Stoned drivers much safer than drunk drivers, and setting legal limits for pot basically useless
Drivers who use marijuana are significantly less likely to crash than drivers who use alcohol, according to a new federal report.
In fact, after adjusting for age, gender, race, and alcohol use, stoned drivers are no more likely to crash than drivers who had not used any intoxicating substances, reported the Washington Post.
The National Highway Traffic Safety Administration study found no statistically significant change in the risk of a crash associated with marijuana use, although drivers with a blood-alcohol content of 0.05 or above were at least seven times more likely to be involved in a wreck.
“At the current time, specific (marijuana) concentration levels cannot be reliably equated with a specific degree of driver impairment,” the NHTSA study found.
The researchers pointed out that drugs are absorbed by the body in different ways, so it’s difficult to measure a specific level of impairment in the same way that blood-alcohol levels can be detected.

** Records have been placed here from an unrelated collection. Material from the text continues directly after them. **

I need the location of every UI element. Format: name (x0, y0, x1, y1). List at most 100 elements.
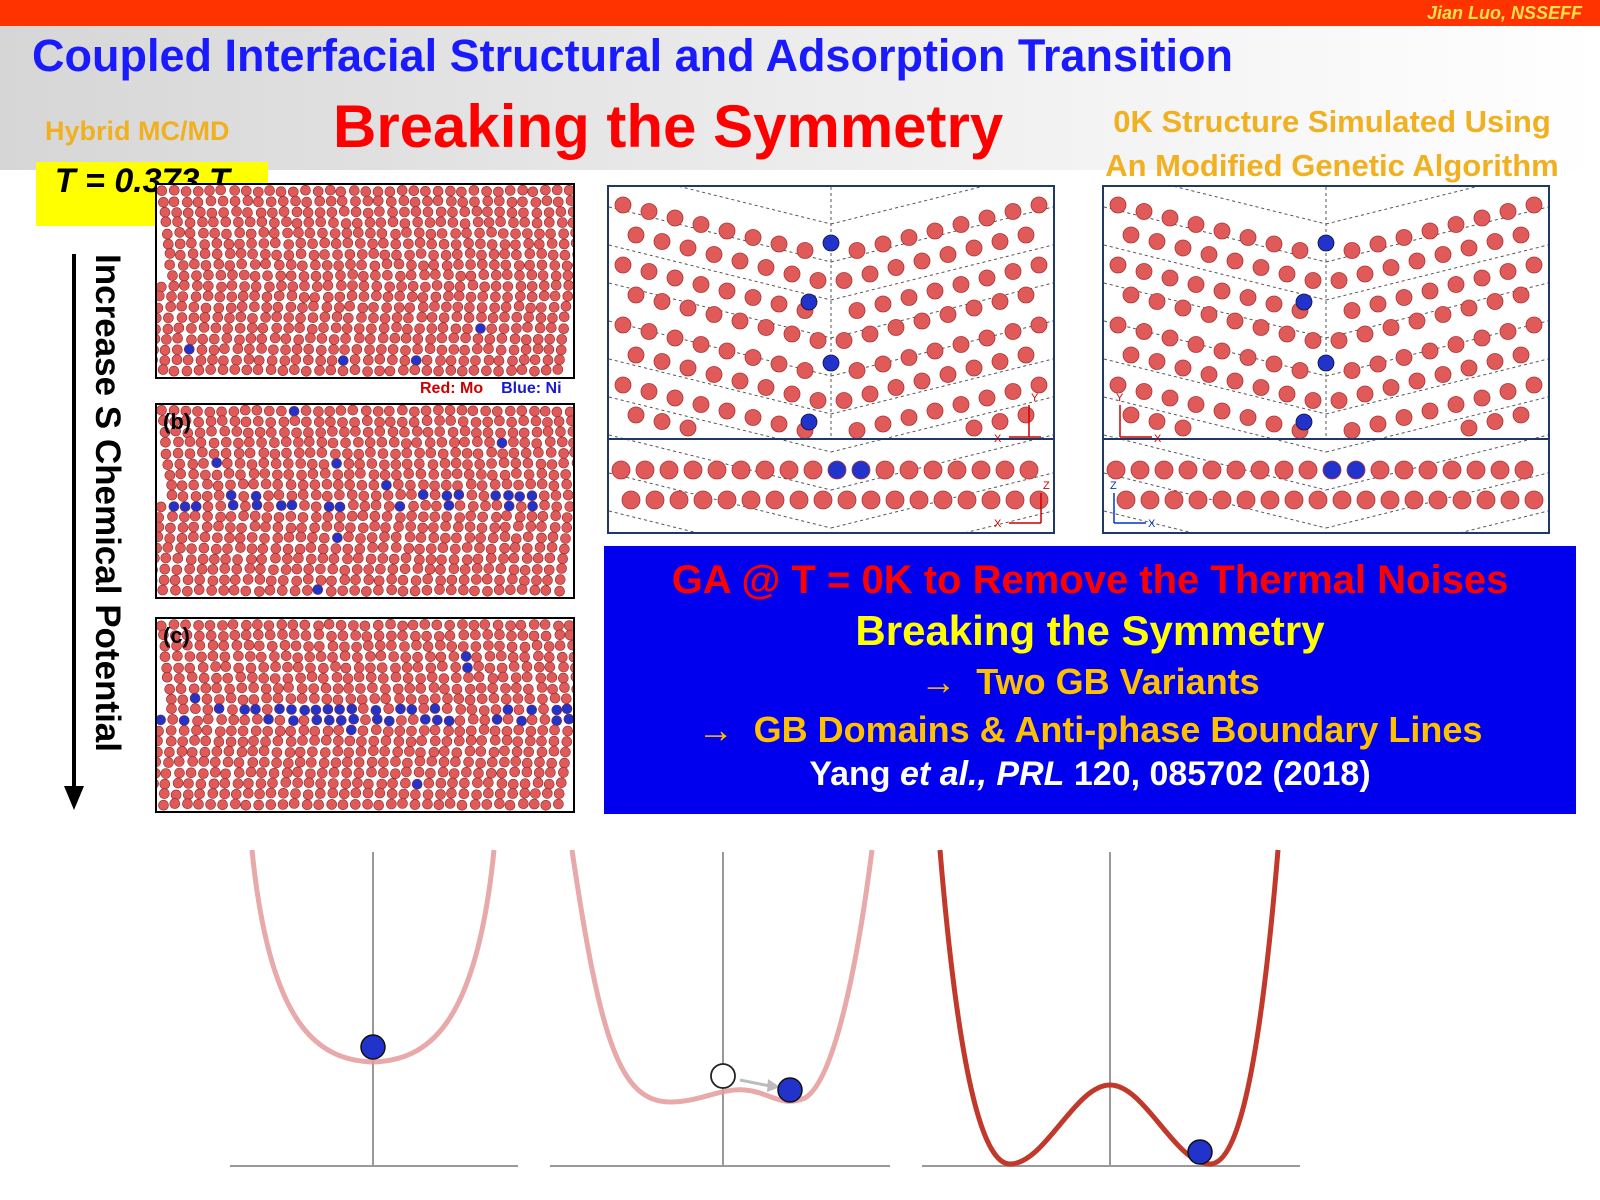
mo-atom (519, 778, 531, 789)
mo-atom (182, 639, 193, 651)
mo-atom (239, 281, 250, 292)
mo-atom (489, 259, 500, 271)
mo-atom (1380, 490, 1400, 510)
mo-atom (939, 366, 957, 383)
mo-atom (1109, 256, 1127, 274)
mo-atom (494, 798, 505, 809)
atom-legend: Red: Mo Blue: Ni (420, 380, 562, 398)
mo-atom (538, 280, 550, 292)
mo-atom (1356, 490, 1376, 510)
mo-atom (333, 260, 344, 271)
mo-atom (459, 564, 471, 575)
mo-atom (484, 662, 496, 674)
md-lattice-a (157, 185, 573, 377)
mo-atom (496, 778, 508, 789)
mo-atom (550, 279, 562, 291)
mo-atom (214, 726, 226, 737)
mo-atom (315, 427, 326, 438)
mo-atom (252, 619, 263, 630)
mo-atom (1019, 460, 1039, 480)
mo-atom (307, 532, 318, 543)
mo-atom (464, 694, 476, 706)
mo-atom (744, 289, 762, 306)
mo-atom (342, 756, 353, 768)
mo-atom (366, 766, 377, 778)
mo-atom (418, 479, 429, 491)
lattice-line (1461, 510, 1548, 532)
mo-atom (337, 799, 349, 810)
mo-atom (412, 216, 424, 228)
mo-atom (225, 736, 237, 748)
axis-x-label-r: X (1154, 433, 1162, 445)
mo-atom (397, 416, 408, 428)
mo-atom (683, 460, 703, 480)
mo-atom (1382, 259, 1400, 276)
mo-atom (431, 500, 442, 512)
mo-atom (1514, 460, 1534, 480)
mo-atom (450, 239, 462, 250)
mo-atom (362, 415, 373, 427)
mo-atom (435, 216, 447, 228)
mo-atom (405, 521, 416, 532)
mo-atom (449, 437, 460, 448)
mo-atom (567, 217, 573, 228)
mo-atom (282, 673, 294, 685)
mo-atom (200, 260, 212, 271)
mo-atom (353, 662, 365, 673)
mo-atom (537, 270, 549, 281)
mo-atom (1265, 355, 1283, 373)
mo-atom (378, 237, 389, 249)
mo-atom (563, 620, 573, 631)
mo-atom (645, 490, 665, 510)
mo-atom (372, 186, 384, 197)
mo-atom (157, 746, 163, 758)
mo-atom (470, 355, 481, 366)
mo-atom (189, 735, 200, 746)
mo-atom (203, 269, 214, 281)
mo-atom (421, 415, 433, 426)
mo-atom (244, 343, 255, 355)
mo-atom (228, 714, 239, 726)
mo-atom (256, 333, 268, 345)
mo-atom (385, 619, 396, 630)
mo-atom (337, 585, 348, 597)
mo-atom (220, 768, 231, 780)
mo-atom (171, 564, 183, 576)
mo-atom (887, 319, 905, 336)
mo-atom (174, 458, 186, 470)
mo-atom (303, 354, 314, 366)
mo-atom (497, 228, 509, 239)
mo-atom (370, 270, 381, 281)
mo-atom (521, 671, 533, 683)
mo-atom (202, 704, 214, 715)
lattice-line (609, 244, 832, 301)
mo-atom (369, 693, 381, 704)
mo-atom (467, 501, 479, 512)
mo-atom (474, 227, 485, 239)
ni-atom (475, 323, 486, 334)
mo-atom (1161, 389, 1179, 407)
mo-atom (809, 272, 827, 289)
mo-atom (640, 323, 658, 340)
mo-atom (508, 217, 519, 229)
mo-atom (365, 662, 376, 674)
mo-atom (539, 714, 551, 725)
mo-atom (515, 501, 527, 513)
mo-atom (425, 228, 437, 240)
ni-atom (225, 490, 237, 501)
mo-atom (265, 787, 277, 799)
mo-atom (535, 672, 547, 684)
mo-atom (302, 585, 313, 596)
mo-atom (349, 364, 361, 376)
mo-atom (501, 510, 512, 521)
cite-journal: PRL (996, 755, 1065, 793)
mo-atom (521, 543, 533, 554)
mo-atom (302, 789, 314, 800)
mo-atom (548, 480, 560, 492)
mo-atom (486, 446, 498, 458)
mo-atom (376, 228, 388, 239)
mo-atom (167, 270, 178, 281)
mo-atom (535, 458, 547, 470)
mo-atom (157, 584, 168, 596)
mo-atom (276, 280, 287, 292)
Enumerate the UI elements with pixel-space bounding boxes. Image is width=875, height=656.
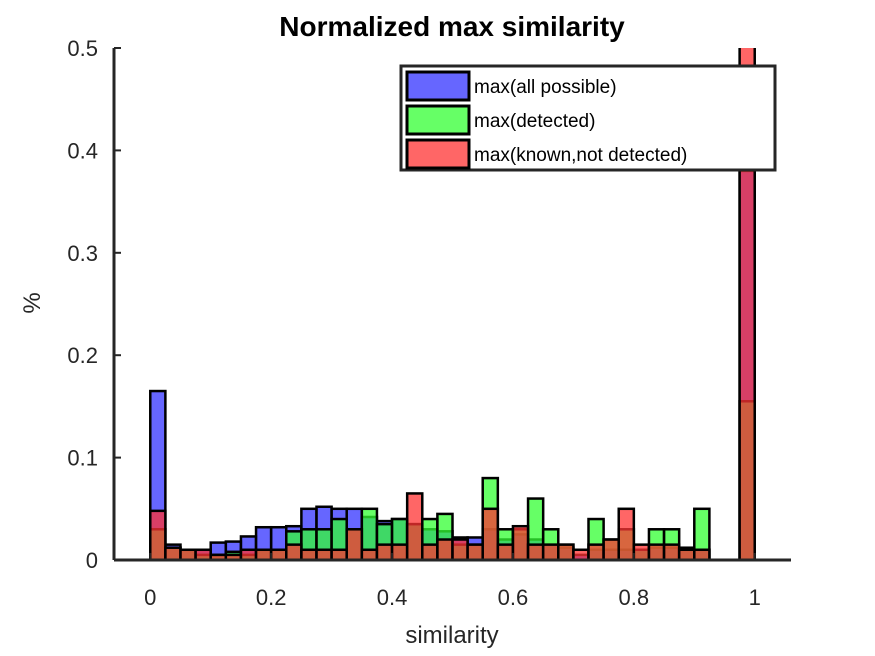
bar <box>496 543 515 560</box>
legend-swatch <box>405 70 471 102</box>
series-3-bars <box>149 48 756 560</box>
y-tick-label: 0.5 <box>67 36 98 61</box>
bar <box>194 548 212 560</box>
bar <box>421 543 439 560</box>
bar <box>254 548 273 560</box>
legend: max(all possible) max(detected) max(known,… <box>399 64 777 172</box>
bar <box>693 548 711 560</box>
bars-layer <box>149 48 756 560</box>
bar <box>360 548 379 560</box>
bar <box>345 528 364 560</box>
legend-swatch <box>405 104 471 136</box>
bar <box>179 548 197 560</box>
bar <box>572 548 590 560</box>
bar <box>239 548 258 560</box>
bar <box>315 548 333 560</box>
bar <box>285 543 303 560</box>
bar <box>466 543 484 560</box>
y-tick-label: 0.2 <box>67 343 98 368</box>
bar <box>662 543 681 560</box>
y-tick-label: 0 <box>86 548 98 573</box>
bar <box>269 548 288 560</box>
legend-label: max(detected) <box>474 111 595 132</box>
y-tick-label: 0.3 <box>67 241 98 266</box>
bar <box>541 543 560 560</box>
bar <box>300 548 318 560</box>
x-tick-label: 0.6 <box>498 585 529 610</box>
bar <box>405 492 424 560</box>
x-tick-label: 1 <box>749 585 761 610</box>
y-tick-label: 0.4 <box>67 138 98 163</box>
bar <box>617 507 636 560</box>
bar <box>602 538 620 560</box>
bar <box>632 543 651 560</box>
bar <box>451 538 469 560</box>
legend-label: max(known,not detected) <box>474 145 687 166</box>
x-tick-label: 0 <box>144 585 156 610</box>
bar <box>526 543 545 560</box>
bar <box>481 507 500 560</box>
x-tick-label: 0.8 <box>619 585 650 610</box>
bar <box>330 548 348 560</box>
legend-label: max(all possible) <box>474 77 617 98</box>
bar <box>647 543 666 560</box>
bar <box>511 524 530 560</box>
x-tick-label: 0.4 <box>377 585 408 610</box>
bar <box>436 538 454 560</box>
bar <box>587 543 605 560</box>
bar <box>557 543 575 560</box>
chart-title: Normalized max similarity <box>279 11 625 42</box>
x-axis-label: similarity <box>405 622 498 649</box>
axes: 0 0.2 0.4 0.6 0.8 1 0 0.1 0.2 0.3 0.4 0.5 <box>67 36 791 610</box>
y-tick-label: 0.1 <box>67 446 98 471</box>
bar <box>677 548 696 560</box>
y-axis-label: % <box>19 292 46 313</box>
legend-swatch <box>405 138 471 170</box>
bar <box>375 543 394 560</box>
bar <box>149 509 167 560</box>
bar <box>390 543 409 560</box>
bar <box>164 546 182 560</box>
x-tick-label: 0.2 <box>256 585 287 610</box>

“Most psychoactive drugs are chemically complex molecules, whose absorption, action, and elimination from the body are difficult to predict,” the researchers said. “Considerable differences exist between individuals with regard to the rates with which these processes occur. Alcohol, in comparison, is more predictable.”
THC, the psychoactive component in marijuana, can be detected in heavy users of the drug for days or even weeks after use, and long after it would cause impairment.
Several states — including Colorado, where recreational pot use is legal – have passed laws to define driving-related impairment levels for marijuana.
But the blood THC threshold of 0.5 nanograms per milliliter, which is the level set by Colorado, is essentially meaningless in relation to driving impairment.